The challenge created by email gave birth to a new generation of productivity gurus. At their vanguard was a man from California called David Allen who wrote a superhit book in 2003 called “Getting Things Done”. Allen’s philosophy evolved over the next 9 years but basically he seemed to be saying that whatever tasks come your way – and this includes emails that land in your inbox – you should classify them in one way or another so that you are perpetually aware of what needs to get done. However, a decade later Allen gave up and threw in the towel. He said that he no longer believed that getting things done actually worked. Millions of office workers have felt the same way since Covid-19 pushed all of us to WFH. Office workers now found themselves running from Zoom call to another webinar interspersed by frenetic bursts of emailing or whatsapping of working on some collaboration tools. So what is the way forward?
Newport now makes a radical point – he says that the knowledge worker can no longer be expected to direct himself. Instead, like a factory worker he too needs to be told what to do: “The knowledge sector’s insistence that productivity is a personal issue seems to have created a so-called “tragedy of the commons” scenario, in which individuals making reasonable decisions for themselves insure a negative group outcome. An office worker’s life is dramatically easier, in the moment, if she can send messages that demand immediate responses from her colleagues, or disseminate requests and tasks to others in an ad-hoc manner. But the cumulative effect of such constant, unstructured communication is cognitively harmful: on the receiving end, the deluge of information and demands makes work unmanageable. There’s little that any one individual can do to fix the problem. A worker might send fewer e-mail requests to others, and become more structured about her work, but she’ll still receive requests from everyone else; meanwhile, if she decides to decrease the amount of time that she spends engaging with this harried digital din, she slows down other people’s work, creating frustration….

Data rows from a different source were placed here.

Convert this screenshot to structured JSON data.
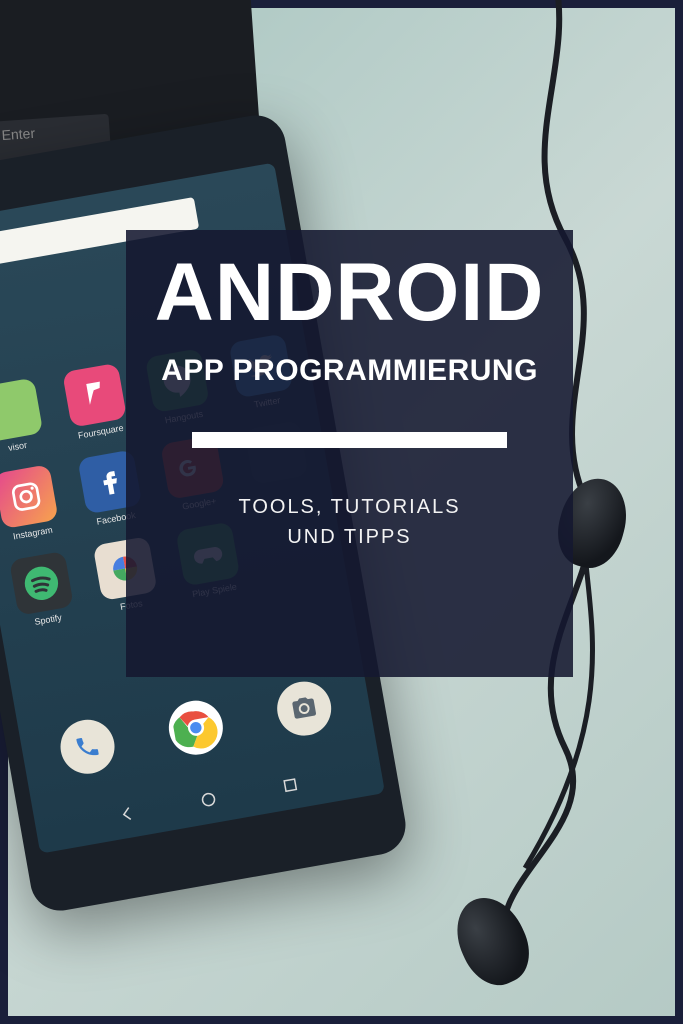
{
  "overlay": {
    "title": "ANDROID",
    "subtitle": "APP PROGRAMMIERUNG",
    "tagline_line1": "TOOLS, TUTORIALS",
    "tagline_line2": "UND TIPPS"
  },
  "keyboard": {
    "enter_label": "Enter"
  },
  "phone_apps": {
    "row1": [
      {
        "label": "visor",
        "bg": "#8fc96b"
      },
      {
        "label": "Foursquare",
        "bg": "#e84a7a"
      },
      {
        "label": "Hangouts",
        "bg": "#3fa35c"
      },
      {
        "label": "Twitter",
        "bg": "#4aa7e0"
      }
    ],
    "row2": [
      {
        "label": "Instagram",
        "bg": "linear-gradient(135deg,#e4478e,#f7a34d)"
      },
      {
        "label": "Facebook",
        "bg": "#2f5ea5"
      },
      {
        "label": "Google+",
        "bg": "#d64e3f"
      },
      {
        "label": "",
        "bg": "#2a4858"
      }
    ],
    "row3": [
      {
        "label": "Spotify",
        "bg": "#2f3438"
      },
      {
        "label": "Fotos",
        "bg": "#e8ded1"
      },
      {
        "label": "Play Spiele",
        "bg": "#3fa35c"
      },
      {
        "label": "",
        "bg": "transparent"
      }
    ]
  }
}
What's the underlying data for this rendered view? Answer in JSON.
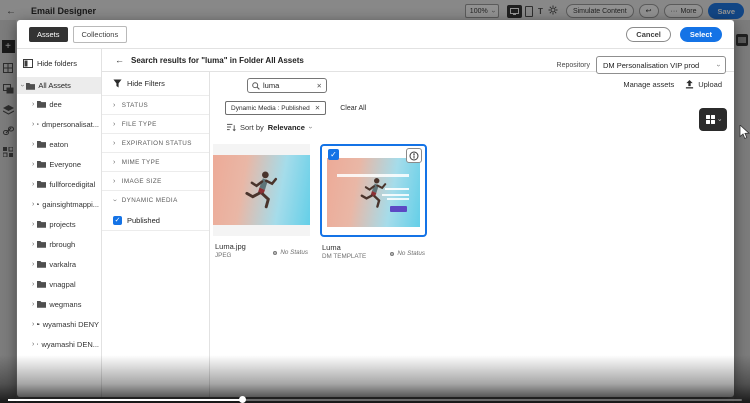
{
  "app": {
    "title": "Email Designer",
    "toolbar": {
      "zoom": "100%",
      "device_text": "T",
      "simulate": "Simulate Content",
      "more": "More",
      "save": "Save"
    }
  },
  "dialog": {
    "tabs": [
      {
        "label": "Assets",
        "active": true
      },
      {
        "label": "Collections",
        "active": false
      }
    ],
    "actions": {
      "cancel": "Cancel",
      "select": "Select"
    },
    "folders": {
      "hide_label": "Hide folders",
      "root": "All Assets",
      "items": [
        "dee",
        "dmpersonalisat...",
        "eaton",
        "Everyone",
        "fullforcedigital",
        "gainsightmappi...",
        "projects",
        "rbrough",
        "varkalra",
        "vnagpal",
        "wegmans",
        "wyamashi DENY",
        "wyamashi DEN..."
      ]
    },
    "results_header": "Search results for \"luma\" in Folder All Assets",
    "repository": {
      "label": "Repository",
      "value": "DM Personalisation VIP prod"
    },
    "manage_assets": "Manage assets",
    "upload": "Upload",
    "filters": {
      "hide_label": "Hide Filters",
      "sections": [
        "STATUS",
        "FILE TYPE",
        "EXPIRATION STATUS",
        "MIME TYPE",
        "IMAGE SIZE",
        "DYNAMIC MEDIA"
      ],
      "published": "Published",
      "published_checked": true
    },
    "search": {
      "value": "luma"
    },
    "chips": [
      {
        "label": "Dynamic Media : Published"
      }
    ],
    "clear_all": "Clear All",
    "sort": {
      "label": "Sort by",
      "value": "Relevance"
    },
    "assets": [
      {
        "name": "Luma.jpg",
        "type": "JPEG",
        "status": "No Status",
        "selected": false
      },
      {
        "name": "Luma",
        "type": "DM TEMPLATE",
        "status": "No Status",
        "selected": true
      }
    ]
  },
  "colors": {
    "accent": "#1473e6",
    "tab_active": "#333333",
    "card_selected_border": "#1473e6"
  }
}
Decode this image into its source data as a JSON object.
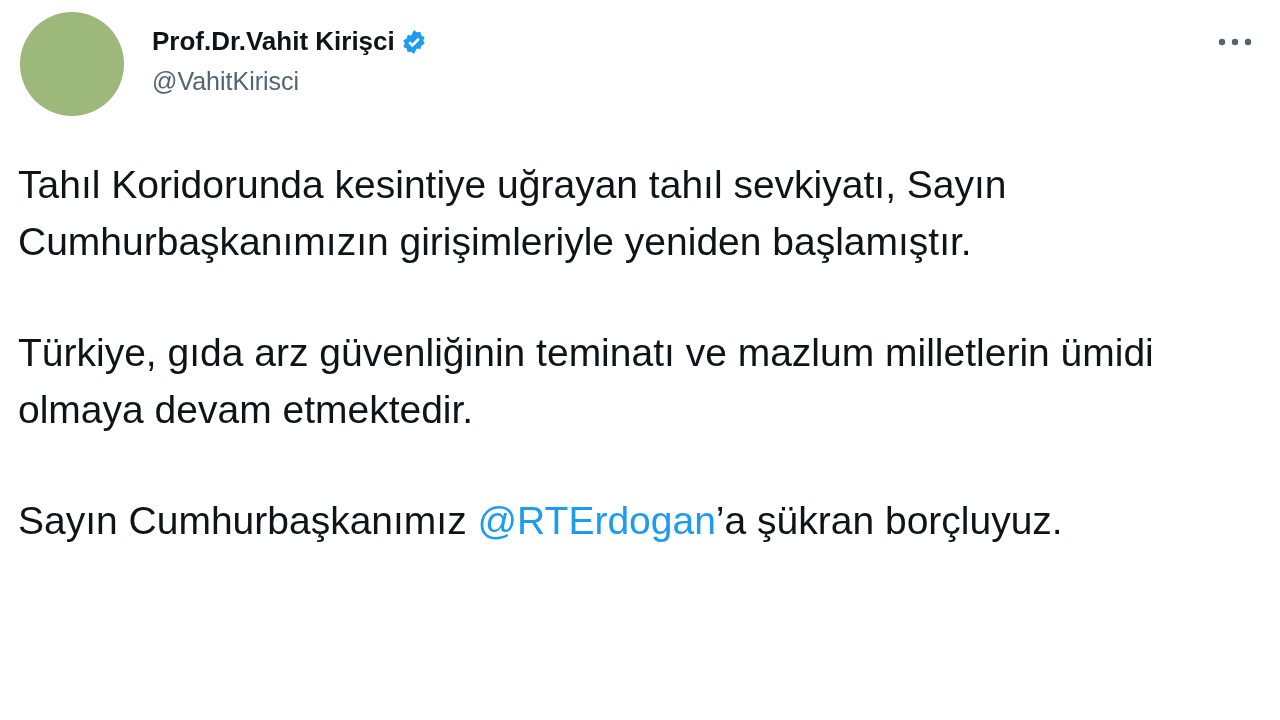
{
  "author": {
    "name": "Prof.Dr.Vahit Kirişci",
    "verified": true,
    "handle": "@VahitKirisci"
  },
  "paragraphs": [
    [
      {
        "kind": "text",
        "text": "Tahıl Koridorunda kesintiye uğrayan tahıl sevkiyatı, Sayın Cumhurbaşkanımızın girişimleriyle yeniden başlamıştır."
      }
    ],
    [
      {
        "kind": "text",
        "text": "Türkiye, gıda arz güvenliğinin teminatı ve mazlum milletlerin ümidi olmaya devam etmektedir."
      }
    ],
    [
      {
        "kind": "text",
        "text": "Sayın Cumhurbaşkanımız "
      },
      {
        "kind": "mention",
        "text": "@RTErdogan"
      },
      {
        "kind": "text",
        "text": "’a şükran borçluyuz."
      }
    ]
  ]
}
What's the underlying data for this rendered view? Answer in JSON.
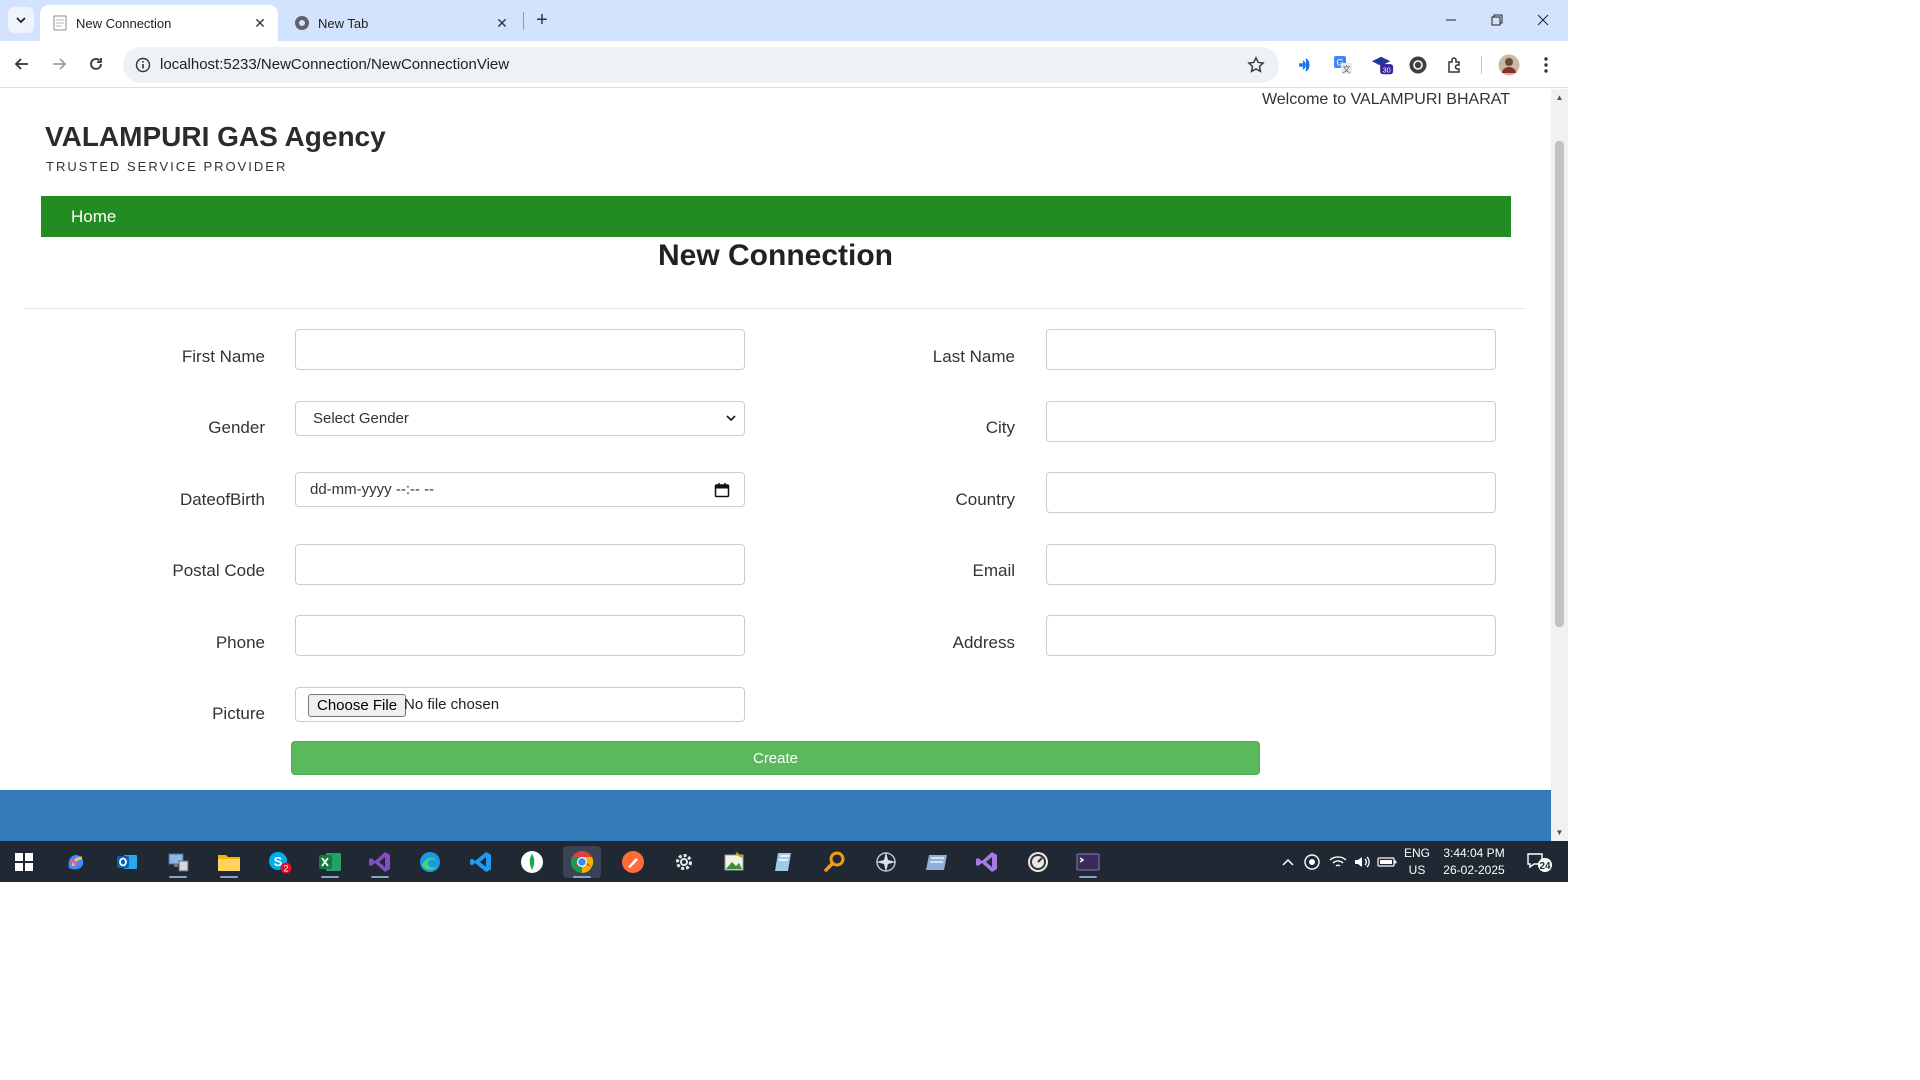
{
  "browser": {
    "tabs": [
      {
        "title": "New Connection",
        "active": true
      },
      {
        "title": "New Tab",
        "active": false
      }
    ],
    "url": "localhost:5233/NewConnection/NewConnectionView",
    "extension_badge": "30"
  },
  "header": {
    "welcome": "Welcome to VALAMPURI BHARAT",
    "brand": "VALAMPURI GAS Agency",
    "tagline": "TRUSTED SERVICE PROVIDER",
    "nav_home": "Home"
  },
  "page": {
    "title": "New Connection"
  },
  "form": {
    "labels": {
      "first_name": "First Name",
      "last_name": "Last Name",
      "gender": "Gender",
      "city": "City",
      "dob": "DateofBirth",
      "country": "Country",
      "postal_code": "Postal Code",
      "email": "Email",
      "phone": "Phone",
      "address": "Address",
      "picture": "Picture"
    },
    "gender_selected": "Select Gender",
    "dob_placeholder": "dd-mm-yyyy --:-- --",
    "file_button": "Choose File",
    "file_status": "No file chosen",
    "submit": "Create"
  },
  "taskbar": {
    "lang_top": "ENG",
    "lang_bottom": "US",
    "time": "3:44:04 PM",
    "date": "26-02-2025",
    "notifications": "24",
    "skype_badge": "2"
  },
  "colors": {
    "nav_green": "#228b22",
    "create_green": "#5cb85c",
    "footer_blue": "#337ab7",
    "tabstrip": "#d3e3fd"
  }
}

There are ways to fix the destructive effects of overload culture, but such solutions would have to begin with a reëvaluation of Peter Drucker’s insistence on knowledge-worker autonomy. Productivity, we must recognize, can never be entirely personal. It must be connected to a system that we can study, analyze, and improve….
even if we accept that people don’t want to be micromanaged, it doesn’t follow that every single aspect of knowledge work must be left to the individual. If I’m a computer programmer, I might not want my project manager telling me how to solve a coding problem, but I would welcome clear-cut rules that limit the ability of other divisions to rope me into endless meetings or demand responses to never-ending urgent messages.”